Décrochages, redoublements, difficultés à l’école ou attrait d’un cadre privilégié : plusieurs dizaines de milliers de lycéens passent chaque année le baccalauréat dans le privé, hors contrat.

 « J’étais loin d’être une bosseuse, j’y arrivais pas trop », souffle Louise, 18 ans, qui vient de finir son cursus dans le lycée Diagonale. Niché dans une petite rue du Ve arrondissement parisien, au bout de laquelle on aperçoit le Panthéon, l’établissement privé hors contrat accueille depuis 2008 des classes aux élèves peu nombreux, moyennant 4 700€ à 6 700€ par an. Louise y a passé tout son lycée, jusqu’à l’obtention de son baccalauréat en 2021. 
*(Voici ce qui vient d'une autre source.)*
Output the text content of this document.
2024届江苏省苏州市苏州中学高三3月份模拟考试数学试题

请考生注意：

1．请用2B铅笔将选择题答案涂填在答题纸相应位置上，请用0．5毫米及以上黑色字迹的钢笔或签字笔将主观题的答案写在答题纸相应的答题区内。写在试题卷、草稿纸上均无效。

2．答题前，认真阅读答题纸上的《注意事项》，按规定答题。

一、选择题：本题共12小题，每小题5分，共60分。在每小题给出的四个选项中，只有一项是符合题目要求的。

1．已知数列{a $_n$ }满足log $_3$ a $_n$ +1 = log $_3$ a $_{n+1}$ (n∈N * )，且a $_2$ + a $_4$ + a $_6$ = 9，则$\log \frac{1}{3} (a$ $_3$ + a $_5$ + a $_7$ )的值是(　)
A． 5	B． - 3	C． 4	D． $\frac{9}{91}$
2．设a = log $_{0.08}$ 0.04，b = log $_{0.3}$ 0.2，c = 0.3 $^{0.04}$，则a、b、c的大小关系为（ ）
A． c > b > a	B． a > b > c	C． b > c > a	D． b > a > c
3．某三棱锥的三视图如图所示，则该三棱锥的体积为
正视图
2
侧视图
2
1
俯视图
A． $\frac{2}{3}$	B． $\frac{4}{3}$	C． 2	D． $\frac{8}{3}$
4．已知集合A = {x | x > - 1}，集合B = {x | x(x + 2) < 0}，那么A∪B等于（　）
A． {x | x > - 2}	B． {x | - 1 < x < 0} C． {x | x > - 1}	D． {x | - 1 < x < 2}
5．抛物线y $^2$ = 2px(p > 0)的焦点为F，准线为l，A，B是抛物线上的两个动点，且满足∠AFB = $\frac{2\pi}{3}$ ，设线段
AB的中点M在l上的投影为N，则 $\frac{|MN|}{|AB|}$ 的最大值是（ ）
À l’image des écoles du réseau Diagonale, on trouve 287 lycées de ce type dans l’hexagone. Des hôtels particuliers parisiens aux locaux ultra-modernes implantés partout en France, il existe autant de décors que d’offres d’enseignements. « Ambiance familiale », « pédagogie individualisée »… Sur leurs sites internet, ces lycées rivalisent de formules séduisantes, montrant que l’échec scolaire dans le système traditionnel n’est pas une fatalité. Au point d’en faire un business ? 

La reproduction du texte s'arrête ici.